Data Structures and Algorithms
Information Retrieval
Software Engineering
F.3.1; F.2.2; H.3.1; H.3.3
Concurrency is an important aspect of Petri nets to describe and simulate the behavior of complex systems. Knowing which places and transitions could be executed in parallel helps to understand nets and enables analysis techniques and the computation of other properties, such as causality, exclusivity, etc.. All techniques based on concurrency detection depend on the efficiency of this detection methodology. Kovalyov and Esparza have developed algorithms that compute all concurrent places in $O\big((P+T)TP^2\big)$ for live and bounded nets (where $P$ and $T$ are the numbers of places and transitions) and in $O\big(P(P+T)^2\big)$ for live and bounded free-choice nets.
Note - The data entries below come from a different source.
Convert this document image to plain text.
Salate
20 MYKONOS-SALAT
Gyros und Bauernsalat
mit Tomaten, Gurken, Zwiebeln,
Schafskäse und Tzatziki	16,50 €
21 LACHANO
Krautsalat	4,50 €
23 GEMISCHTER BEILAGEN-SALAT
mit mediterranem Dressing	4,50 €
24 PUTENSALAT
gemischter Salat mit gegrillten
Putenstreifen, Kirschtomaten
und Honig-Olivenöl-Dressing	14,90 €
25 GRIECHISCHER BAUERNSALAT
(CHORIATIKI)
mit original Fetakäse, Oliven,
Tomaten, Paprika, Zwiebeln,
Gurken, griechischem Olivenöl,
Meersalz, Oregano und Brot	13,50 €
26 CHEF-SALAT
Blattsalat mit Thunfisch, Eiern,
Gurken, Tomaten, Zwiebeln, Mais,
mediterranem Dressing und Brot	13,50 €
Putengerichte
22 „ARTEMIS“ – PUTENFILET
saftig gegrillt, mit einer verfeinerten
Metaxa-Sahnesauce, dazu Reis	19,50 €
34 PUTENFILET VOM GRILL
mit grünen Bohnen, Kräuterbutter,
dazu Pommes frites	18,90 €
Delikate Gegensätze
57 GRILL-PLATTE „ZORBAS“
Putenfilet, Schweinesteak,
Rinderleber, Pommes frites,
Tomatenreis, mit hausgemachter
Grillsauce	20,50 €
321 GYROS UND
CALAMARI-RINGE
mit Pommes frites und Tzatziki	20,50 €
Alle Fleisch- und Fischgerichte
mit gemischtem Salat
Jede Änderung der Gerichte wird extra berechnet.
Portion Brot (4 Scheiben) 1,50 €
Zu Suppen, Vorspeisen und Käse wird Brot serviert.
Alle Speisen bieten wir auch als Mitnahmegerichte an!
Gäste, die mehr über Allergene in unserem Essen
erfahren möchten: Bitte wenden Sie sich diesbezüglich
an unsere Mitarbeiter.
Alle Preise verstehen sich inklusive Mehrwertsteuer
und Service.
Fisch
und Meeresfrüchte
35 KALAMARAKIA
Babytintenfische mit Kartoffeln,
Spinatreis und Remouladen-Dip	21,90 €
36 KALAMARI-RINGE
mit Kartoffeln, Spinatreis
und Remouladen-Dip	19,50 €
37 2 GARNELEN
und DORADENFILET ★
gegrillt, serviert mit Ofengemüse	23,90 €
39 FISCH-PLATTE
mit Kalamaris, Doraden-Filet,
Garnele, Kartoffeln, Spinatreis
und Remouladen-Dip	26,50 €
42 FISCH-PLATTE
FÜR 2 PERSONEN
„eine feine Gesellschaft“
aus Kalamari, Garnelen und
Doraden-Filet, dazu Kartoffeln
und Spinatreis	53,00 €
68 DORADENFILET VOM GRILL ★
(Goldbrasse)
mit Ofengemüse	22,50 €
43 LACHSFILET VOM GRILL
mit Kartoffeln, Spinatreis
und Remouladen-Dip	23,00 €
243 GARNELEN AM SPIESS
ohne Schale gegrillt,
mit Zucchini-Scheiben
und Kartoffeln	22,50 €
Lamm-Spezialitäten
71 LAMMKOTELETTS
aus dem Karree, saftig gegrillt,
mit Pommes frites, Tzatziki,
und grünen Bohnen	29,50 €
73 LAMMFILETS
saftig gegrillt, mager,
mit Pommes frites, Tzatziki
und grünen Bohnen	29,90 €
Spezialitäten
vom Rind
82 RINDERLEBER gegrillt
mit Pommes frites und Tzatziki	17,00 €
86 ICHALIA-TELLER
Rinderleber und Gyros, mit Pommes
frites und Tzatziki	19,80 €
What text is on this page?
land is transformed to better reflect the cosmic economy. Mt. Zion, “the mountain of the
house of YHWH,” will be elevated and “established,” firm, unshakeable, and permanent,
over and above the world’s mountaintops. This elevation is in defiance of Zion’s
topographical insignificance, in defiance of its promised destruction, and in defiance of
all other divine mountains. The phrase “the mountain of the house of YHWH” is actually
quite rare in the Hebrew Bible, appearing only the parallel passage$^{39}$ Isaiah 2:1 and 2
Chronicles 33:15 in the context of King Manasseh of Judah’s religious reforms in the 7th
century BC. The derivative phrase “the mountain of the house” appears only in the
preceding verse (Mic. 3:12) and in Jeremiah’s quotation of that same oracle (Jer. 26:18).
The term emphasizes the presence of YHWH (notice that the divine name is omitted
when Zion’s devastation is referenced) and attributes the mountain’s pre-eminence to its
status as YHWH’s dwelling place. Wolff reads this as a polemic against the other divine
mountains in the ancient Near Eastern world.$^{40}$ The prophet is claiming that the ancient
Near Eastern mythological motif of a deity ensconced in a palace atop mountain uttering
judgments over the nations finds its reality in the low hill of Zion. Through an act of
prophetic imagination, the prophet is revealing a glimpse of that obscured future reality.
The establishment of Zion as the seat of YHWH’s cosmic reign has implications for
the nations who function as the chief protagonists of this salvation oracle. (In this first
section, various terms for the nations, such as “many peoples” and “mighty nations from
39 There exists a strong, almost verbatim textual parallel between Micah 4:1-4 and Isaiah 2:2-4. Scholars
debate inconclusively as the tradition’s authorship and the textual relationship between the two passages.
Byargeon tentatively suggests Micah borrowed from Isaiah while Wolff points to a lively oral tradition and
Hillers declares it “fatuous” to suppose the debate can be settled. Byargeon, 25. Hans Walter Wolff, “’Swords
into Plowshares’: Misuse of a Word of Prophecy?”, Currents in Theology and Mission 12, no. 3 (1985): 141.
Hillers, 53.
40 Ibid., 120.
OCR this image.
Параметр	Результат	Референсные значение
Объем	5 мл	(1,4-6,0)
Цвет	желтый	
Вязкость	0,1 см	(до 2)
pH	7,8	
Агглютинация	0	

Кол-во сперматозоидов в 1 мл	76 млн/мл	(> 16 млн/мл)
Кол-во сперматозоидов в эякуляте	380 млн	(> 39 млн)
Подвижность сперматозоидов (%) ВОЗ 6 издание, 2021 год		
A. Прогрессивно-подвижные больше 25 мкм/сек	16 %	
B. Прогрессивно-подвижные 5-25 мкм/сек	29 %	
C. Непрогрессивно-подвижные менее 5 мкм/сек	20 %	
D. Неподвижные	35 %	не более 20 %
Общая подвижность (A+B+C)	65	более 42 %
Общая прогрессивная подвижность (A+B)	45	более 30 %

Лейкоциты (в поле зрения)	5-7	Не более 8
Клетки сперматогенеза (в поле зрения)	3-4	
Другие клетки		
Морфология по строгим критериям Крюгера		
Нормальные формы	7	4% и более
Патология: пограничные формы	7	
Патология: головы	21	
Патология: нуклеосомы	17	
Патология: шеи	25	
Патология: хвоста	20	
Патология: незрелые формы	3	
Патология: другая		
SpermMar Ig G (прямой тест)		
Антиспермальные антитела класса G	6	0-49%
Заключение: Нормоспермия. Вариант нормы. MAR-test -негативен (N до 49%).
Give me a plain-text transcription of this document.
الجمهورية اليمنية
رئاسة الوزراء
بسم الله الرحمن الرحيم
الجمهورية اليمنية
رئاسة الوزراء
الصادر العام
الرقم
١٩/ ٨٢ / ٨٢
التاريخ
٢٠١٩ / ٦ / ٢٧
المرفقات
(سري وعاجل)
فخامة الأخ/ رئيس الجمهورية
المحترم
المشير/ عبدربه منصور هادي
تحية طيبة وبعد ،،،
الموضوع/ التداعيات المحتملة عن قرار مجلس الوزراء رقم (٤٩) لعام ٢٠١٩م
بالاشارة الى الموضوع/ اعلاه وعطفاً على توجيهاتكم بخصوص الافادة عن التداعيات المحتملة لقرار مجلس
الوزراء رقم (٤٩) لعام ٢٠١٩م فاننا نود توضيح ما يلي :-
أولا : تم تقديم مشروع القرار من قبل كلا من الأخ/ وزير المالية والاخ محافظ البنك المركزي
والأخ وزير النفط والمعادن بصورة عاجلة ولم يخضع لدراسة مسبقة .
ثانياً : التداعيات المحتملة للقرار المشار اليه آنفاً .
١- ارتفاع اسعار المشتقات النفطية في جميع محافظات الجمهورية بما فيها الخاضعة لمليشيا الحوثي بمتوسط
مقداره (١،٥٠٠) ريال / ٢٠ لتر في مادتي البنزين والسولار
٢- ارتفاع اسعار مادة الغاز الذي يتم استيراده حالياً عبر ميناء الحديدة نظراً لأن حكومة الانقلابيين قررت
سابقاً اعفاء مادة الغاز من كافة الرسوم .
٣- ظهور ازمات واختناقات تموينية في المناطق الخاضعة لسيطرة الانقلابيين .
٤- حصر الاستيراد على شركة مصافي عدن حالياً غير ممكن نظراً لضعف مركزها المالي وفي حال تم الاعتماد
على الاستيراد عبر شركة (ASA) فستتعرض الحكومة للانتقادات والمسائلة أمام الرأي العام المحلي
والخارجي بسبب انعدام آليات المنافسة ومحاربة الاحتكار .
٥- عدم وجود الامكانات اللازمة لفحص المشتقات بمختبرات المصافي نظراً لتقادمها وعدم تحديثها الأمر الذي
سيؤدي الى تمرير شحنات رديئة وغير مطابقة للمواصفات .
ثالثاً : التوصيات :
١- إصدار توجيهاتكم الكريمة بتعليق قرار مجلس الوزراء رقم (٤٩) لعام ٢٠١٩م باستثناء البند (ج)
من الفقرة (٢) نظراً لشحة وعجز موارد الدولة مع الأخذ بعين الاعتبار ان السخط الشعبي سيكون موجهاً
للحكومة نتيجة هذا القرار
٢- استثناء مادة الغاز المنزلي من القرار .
Although these algorithms have a reasonably good computational complexity, large numbers of concurrent pairs of nodes may still lead to long computation times. This paper complements the palette of concurrency detection algorithms with the Concurrent Paths (CP) algorithm for sound free-choice workflow nets. The algorithm allows parallelization and has a worst-case computational complexity of $O(P^2 + T^2)$ for acyclic nets and of $O(P^3 + PT^2)$ for cyclic nets. Although the computational complexity of cyclic nets has not improved, the evaluation shows the benefits of CP, especially, if the net contains many nodes in concurrency relation.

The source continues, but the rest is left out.